Politicamente, a medida sinaliza uma tentativa da Prefeitura de substituir uma postura apenas punitiva por uma relação de maior diálogo com empresas e cidadãos. O texto estabelece princípios como boa-fé, segurança jurídica, transparência, concorrência leal e combate à sonegação.
O Município poderá cruzar eletronicamente informações para identificar divergências fiscais. Ao encontrar alguma irregularidade, a Administração deverá orientar o contribuinte, oferecendo prazo e condições para que a situação seja regularizada espontaneamente.
Na justificativa enviada ao Legislativo, o Executivo defende que o programa pode ampliar a arrecadação sem aumentar impostos. A estratégia é recuperar valores devidos com mais rapidez, reduzindo autuações, processos administrativos, execuções fiscais e despesas com cobranças judiciais.
Com a aprovação, a Prefeitura ganha uma nova ferramenta de gestão tributária, mas os efeitos do programa dependerão da regulamentação, que ainda definirá prazos e procedimentos. Também será necessário garantir transparência, proteção dos dados pessoais e tratamento equilibrado entre os contribuintes.

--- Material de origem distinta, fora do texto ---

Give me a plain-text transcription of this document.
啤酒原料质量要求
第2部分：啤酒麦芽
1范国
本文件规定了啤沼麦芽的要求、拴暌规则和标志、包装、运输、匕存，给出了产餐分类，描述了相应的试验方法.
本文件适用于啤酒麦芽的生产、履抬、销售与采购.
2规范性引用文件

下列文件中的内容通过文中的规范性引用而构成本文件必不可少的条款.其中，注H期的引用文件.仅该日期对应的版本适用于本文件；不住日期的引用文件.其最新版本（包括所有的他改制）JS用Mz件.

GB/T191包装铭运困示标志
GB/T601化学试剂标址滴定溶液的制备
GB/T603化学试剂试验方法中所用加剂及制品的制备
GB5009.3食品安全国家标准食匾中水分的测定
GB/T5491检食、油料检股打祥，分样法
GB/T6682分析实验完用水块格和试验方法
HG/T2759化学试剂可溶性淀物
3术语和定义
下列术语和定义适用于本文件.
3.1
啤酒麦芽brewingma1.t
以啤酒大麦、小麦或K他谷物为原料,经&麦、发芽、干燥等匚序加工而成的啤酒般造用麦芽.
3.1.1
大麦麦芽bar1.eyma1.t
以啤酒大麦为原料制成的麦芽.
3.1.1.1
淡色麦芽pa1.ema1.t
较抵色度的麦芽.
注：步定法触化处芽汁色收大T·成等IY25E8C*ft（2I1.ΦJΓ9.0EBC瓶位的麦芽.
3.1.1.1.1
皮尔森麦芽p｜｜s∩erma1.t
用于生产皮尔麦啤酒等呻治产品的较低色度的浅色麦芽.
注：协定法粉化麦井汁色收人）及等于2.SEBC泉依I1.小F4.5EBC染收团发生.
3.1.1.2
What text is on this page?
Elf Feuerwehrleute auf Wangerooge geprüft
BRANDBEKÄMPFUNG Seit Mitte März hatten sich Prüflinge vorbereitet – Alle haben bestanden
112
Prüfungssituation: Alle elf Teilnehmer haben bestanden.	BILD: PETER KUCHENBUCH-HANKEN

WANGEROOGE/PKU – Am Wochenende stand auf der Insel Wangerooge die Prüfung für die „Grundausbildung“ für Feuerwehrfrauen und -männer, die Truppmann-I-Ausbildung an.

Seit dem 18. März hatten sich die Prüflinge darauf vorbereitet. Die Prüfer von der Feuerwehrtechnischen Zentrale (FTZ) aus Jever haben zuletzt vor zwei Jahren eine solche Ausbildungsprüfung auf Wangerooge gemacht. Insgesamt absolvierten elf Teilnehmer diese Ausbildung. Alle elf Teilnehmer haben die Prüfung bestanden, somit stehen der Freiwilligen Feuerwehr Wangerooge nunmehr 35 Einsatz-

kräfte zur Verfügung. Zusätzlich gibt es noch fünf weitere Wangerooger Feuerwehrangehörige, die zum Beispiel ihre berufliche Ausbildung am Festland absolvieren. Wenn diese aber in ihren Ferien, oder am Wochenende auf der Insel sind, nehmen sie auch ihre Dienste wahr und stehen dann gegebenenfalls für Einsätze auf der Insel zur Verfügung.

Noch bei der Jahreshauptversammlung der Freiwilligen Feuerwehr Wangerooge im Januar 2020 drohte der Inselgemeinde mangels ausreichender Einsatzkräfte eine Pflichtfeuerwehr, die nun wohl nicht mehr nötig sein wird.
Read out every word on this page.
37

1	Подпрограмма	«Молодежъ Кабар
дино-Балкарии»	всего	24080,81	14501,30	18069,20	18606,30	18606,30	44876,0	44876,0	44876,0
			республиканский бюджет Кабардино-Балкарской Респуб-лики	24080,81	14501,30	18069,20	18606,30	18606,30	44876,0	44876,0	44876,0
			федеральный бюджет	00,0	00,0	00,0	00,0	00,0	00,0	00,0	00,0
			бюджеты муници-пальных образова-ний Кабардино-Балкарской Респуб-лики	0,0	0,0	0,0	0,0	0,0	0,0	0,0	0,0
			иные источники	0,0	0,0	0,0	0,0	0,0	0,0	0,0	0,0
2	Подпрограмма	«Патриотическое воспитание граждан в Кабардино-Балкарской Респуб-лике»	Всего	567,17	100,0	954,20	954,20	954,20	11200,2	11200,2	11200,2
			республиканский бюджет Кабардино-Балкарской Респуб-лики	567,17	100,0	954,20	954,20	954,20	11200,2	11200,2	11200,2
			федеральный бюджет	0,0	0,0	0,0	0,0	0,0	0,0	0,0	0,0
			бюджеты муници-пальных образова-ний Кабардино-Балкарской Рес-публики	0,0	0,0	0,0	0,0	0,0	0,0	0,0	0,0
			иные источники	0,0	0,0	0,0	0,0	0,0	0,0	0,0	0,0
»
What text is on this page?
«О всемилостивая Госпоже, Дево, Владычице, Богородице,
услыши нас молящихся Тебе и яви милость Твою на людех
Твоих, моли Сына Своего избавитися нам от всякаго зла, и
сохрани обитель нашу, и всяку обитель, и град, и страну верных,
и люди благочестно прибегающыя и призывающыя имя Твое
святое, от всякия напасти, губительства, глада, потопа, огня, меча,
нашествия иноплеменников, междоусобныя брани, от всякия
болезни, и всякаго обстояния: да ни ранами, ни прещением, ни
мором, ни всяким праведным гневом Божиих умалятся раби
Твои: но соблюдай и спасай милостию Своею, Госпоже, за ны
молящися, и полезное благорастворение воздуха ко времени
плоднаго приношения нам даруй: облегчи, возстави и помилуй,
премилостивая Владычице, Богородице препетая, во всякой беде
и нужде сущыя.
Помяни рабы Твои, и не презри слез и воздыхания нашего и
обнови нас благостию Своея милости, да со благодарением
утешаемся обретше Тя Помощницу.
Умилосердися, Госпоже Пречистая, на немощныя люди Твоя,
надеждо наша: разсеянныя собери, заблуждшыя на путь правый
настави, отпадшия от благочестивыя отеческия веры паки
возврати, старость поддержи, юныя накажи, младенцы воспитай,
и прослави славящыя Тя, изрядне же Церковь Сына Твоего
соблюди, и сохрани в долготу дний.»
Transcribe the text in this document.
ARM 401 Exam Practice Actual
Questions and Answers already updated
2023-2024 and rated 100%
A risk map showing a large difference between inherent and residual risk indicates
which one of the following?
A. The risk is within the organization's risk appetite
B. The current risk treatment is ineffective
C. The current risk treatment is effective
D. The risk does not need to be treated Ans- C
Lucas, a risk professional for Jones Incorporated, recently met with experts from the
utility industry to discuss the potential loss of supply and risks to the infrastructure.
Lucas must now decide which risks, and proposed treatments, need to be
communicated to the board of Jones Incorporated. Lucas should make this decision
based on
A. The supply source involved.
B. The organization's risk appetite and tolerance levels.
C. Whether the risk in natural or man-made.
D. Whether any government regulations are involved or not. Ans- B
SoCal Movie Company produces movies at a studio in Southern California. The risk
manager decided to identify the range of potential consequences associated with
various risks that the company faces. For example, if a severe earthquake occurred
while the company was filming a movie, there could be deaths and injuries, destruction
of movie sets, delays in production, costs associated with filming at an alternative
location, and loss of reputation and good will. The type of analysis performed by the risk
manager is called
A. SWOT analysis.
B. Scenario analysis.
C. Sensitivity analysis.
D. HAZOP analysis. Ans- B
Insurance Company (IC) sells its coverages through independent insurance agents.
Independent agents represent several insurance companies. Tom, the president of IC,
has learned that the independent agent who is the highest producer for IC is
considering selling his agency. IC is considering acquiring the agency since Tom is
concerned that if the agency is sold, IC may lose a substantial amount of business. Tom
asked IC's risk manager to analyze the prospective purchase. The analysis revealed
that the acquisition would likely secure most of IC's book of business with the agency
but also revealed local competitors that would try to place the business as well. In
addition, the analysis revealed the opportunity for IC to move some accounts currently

Alesc aprova pedido de ampliação da Escola Erich Gruetzmacher
A Alesc aprovou uma indicação do deputado estadual Antídio Lunelli (MDB) que solicita ao Governo de Santa Catarina a reforma e ampliação da Escola de Educação Básica Erich Gruetzmacher, no bairro Três Rios do Sul, em Jaraguá do Sul. O pedido prevê novas salas de aula, biblioteca, espaço para alunos com necessidades especiais e melhorias estruturais. A unidade atende cerca de 560 estudantes em uma região com aproximadamente 10 mil moradores. Segundo Lunelli, a estrutura atual não acompanha o crescimento do bairro. A indicação segue agora para análise do Governo do Estado e da Secretaria da Educação.

Foto: Divulgação
Candidatura MDB
O vereador Luís Fernando Almeida anunciou ontem que não disputará uma vaga de deputado estadual. O convite foi feito por lideranças do MDB após a desistência de Eduardo Bertoldi e a recusa de Paulo Chiodini. Em nota, Almeida agradeceu a confiança do partido, o apoio de correligionários e eleitores e afirmou que a decisão foi tomada após conversas com familiares e aliados. Segundo ele, uma candidatura exige planejamento e dedicação integral. O parlamentar disse que seguirá concentrado no mandato na Câmara, além de manter suas atividades como professor e advogado. Até o fechamento desta edição na noite de quarta, o partido ainda não havia decidido se iria optar por outro nome para concorrer à Alesc.
Pauta trancada
Pelo menos 87 vetos presidenciais impedem o avanço de novas votações no Congresso Nacional neste segundo semestre. Ao todo, deputados e senadores precisam analisar 99 vetos, incluindo trechos da LDO e da LOA de 2026 relacionados a saúde, educação, segurança, trabalho e políticas sociais. A última sessão conjunta ocorreu em maio, aumentando a pressão política sobre as presidências da Câmara e do Senado. Para derrubar um veto, é necessária maioria absoluta nas duas Casas. Entre os casos está o veto integral ao piso salarial dos zootecnistas, justificado pelo governo pela falta de estimativa de impacto orçamentário.